Ok, I have an idea and I think it should work, it's as the following:

1 - Let cnt[i] be the count of numbers that 2^i is used inside it's decimal representation, this is can be done by O(N*log(MAX_NUM)).

Example: 6 = 2^2 + 2^1 so now cnt[2]+=1, cnt[1] += 1 (the index is the power) and save the powers for the number (6) for step 2.

2 - You can now loop on all the items, and let the current item be a so loop on all the powers that are used in the representation of a from the previous step then the answer for the current item will be:

N - (Sum For All Cnt[Powers(a)]), So such this algorithm should work in : O(N * log(N)).

Hope it helps.

EDIT: Please provide us with the problem link.

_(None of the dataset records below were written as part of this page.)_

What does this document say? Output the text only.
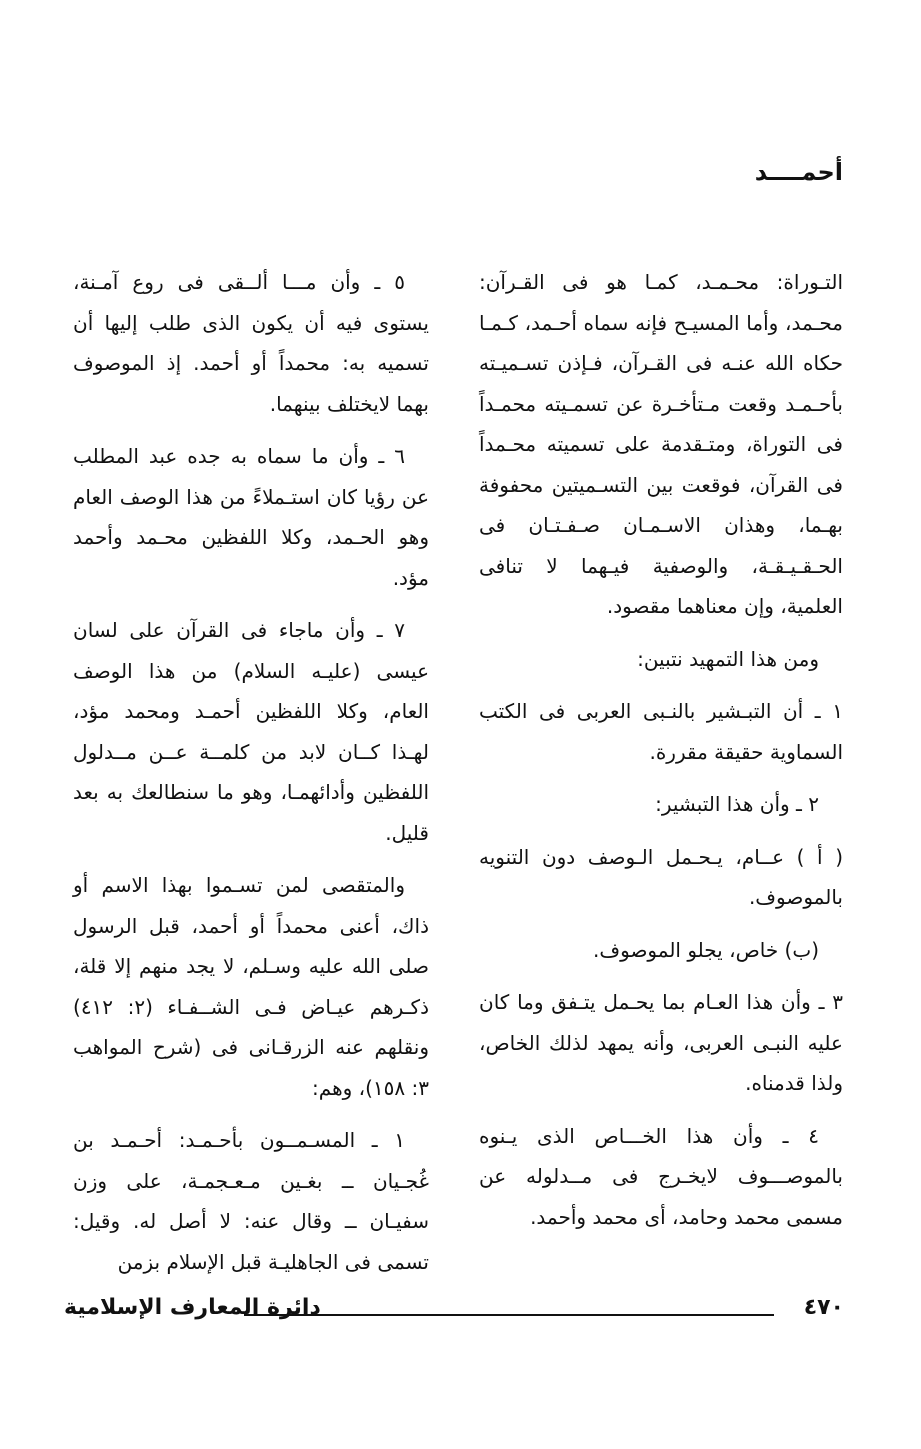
أحمــــد

التـوراة: محـمـد، كمـا هو فى القـرآن: محـمد، وأما المسيـح فإنه سماه أحـمد، كـمـا حكاه الله عنـه فى القـرآن، فـإذن تسـميـته بأحـمـد وقعت مـتأخـرة عن تسمـيته محمـداً فى التوراة، ومتـقدمة على تسميته محـمداً فى القرآن، فوقعت بين التسـميتين محفوفة بهـما، وهذان الاسـمـان صـفـتـان فى الحـقـيـقـة، والوصفية فيـهما لا تنافى العلمية، وإن معناهما مقصود.

ومن هذا التمهيد نتبين:

١ ـ أن التبـشير بالنـبى العربى فى الكتب السماوية حقيقة مقررة.

٢ ـ وأن هذا التبشير:

( أ ) عــام، يـحـمل الـوصف دون التنويه بالموصوف.

(ب) خاص، يجلو الموصوف.

٣ ـ وأن هذا العـام بما يحـمل يتـفق وما كان عليه النبـى العربى، وأنه يمهد لذلك الخاص، ولذا قدمناه.

٤ ـ وأن هذا الخـــاص الذى يـنوه بالموصـــوف لايخـرج فى مــدلوله عن مسمى محمد وحامد، أى محمد وأحمد.

٥ ـ وأن مـــا ألــقى فى روع آمـنة، يستوى فيه أن يكون الذى طلب إليها أن تسميه به: محمداً أو أحمد. إذ الموصوف بهما لايختلف بينهما.

٦ ـ وأن ما سماه به جده عبد المطلب عن رؤيا كان استـملاءً من هذا الوصف العام وهو الحـمد، وكلا اللفظين محـمد وأحمد مؤد.

٧ ـ وأن ماجاء فى القرآن على لسان عيسى (عليـه السلام) من هذا الوصف العام، وكلا اللفظين أحمـد ومحمد مؤد، لهـذا كــان لابد من كلمــة عــن مــدلول اللفظين وأدائهمـا، وهو ما سنطالعك به بعد قليل.

والمتقصى لمن تسـموا بهذا الاسم أو ذاك، أعنى محمداً أو أحمد، قبل الرسول صلى الله عليه وسـلم، لا يجد منهم إلا قلة، ذكـرهم عيـاض فـى الشــفـاء (٢: ٤١٢) ونقلهم عنه الزرقـانى فى (شرح المواهب ٣: ١٥٨)، وهم:

١ ـ المسـمــون بأحـمـد: أحـمـد بن غُجـيان ــ بغـين مـعـجمـة، على وزن سفيـان ــ وقال عنه: لا أصل له. وقيل: تسمى فى الجاهليـة قبل الإسلام بزمن

٤٧٠
دائرة المعارف الإسلامية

lets create a binary trie supporting these operations:

define a pattern for a number x as its binary representation flipping the 1's into 0's and the 0's into '?', for x = 29, pattern = 0?000?, the first digit is the less significant one (reversed binary string), a '?' means it can be anything in that position.

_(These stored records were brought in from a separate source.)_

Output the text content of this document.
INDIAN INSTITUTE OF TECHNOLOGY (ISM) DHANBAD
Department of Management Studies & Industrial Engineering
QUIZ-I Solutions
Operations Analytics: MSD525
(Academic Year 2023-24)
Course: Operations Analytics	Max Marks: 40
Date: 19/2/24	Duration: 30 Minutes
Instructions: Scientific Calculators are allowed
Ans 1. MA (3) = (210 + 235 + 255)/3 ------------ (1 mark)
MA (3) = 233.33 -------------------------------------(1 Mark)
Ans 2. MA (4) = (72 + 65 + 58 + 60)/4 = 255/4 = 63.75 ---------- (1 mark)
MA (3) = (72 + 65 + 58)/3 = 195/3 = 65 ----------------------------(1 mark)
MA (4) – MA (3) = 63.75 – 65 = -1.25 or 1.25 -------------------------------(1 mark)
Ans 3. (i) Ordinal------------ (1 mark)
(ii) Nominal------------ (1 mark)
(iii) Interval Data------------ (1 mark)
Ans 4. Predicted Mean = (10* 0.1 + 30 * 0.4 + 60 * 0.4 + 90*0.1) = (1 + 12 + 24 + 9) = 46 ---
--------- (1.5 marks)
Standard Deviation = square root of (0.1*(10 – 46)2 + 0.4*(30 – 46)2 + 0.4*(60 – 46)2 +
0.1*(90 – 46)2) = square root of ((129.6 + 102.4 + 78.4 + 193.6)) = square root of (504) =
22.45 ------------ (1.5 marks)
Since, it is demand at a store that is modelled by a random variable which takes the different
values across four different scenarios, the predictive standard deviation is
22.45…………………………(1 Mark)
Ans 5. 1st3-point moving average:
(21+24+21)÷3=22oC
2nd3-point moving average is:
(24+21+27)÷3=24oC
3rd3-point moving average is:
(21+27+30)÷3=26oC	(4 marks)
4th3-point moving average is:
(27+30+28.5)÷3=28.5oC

1.- insert(x) insert x as binary string
2.- query(pattern) count how many times the pattern appears in the trie

let ans = 0
for each value x in your array
 build a pattern p from x
 ans += trie.query(p)*2
 trie.insert(x)

each query is multiplied by 2 for counting the unordered pairs.

Im not sure about the complexity using the easy way for coding this but there are many possible optimizations to speed it up.

divide into two groups > whole number and number with last bits 1,

work it recursively as obtaining complementary event.

I will add C++ implementation shortly.

UPD 1: I implemented it with first bit, not last bit. http://ideone.com/UzPzMh

UPD 2: Time complexity is O(M log M) where, M is constraint of A[i], in this problem 1 000 000.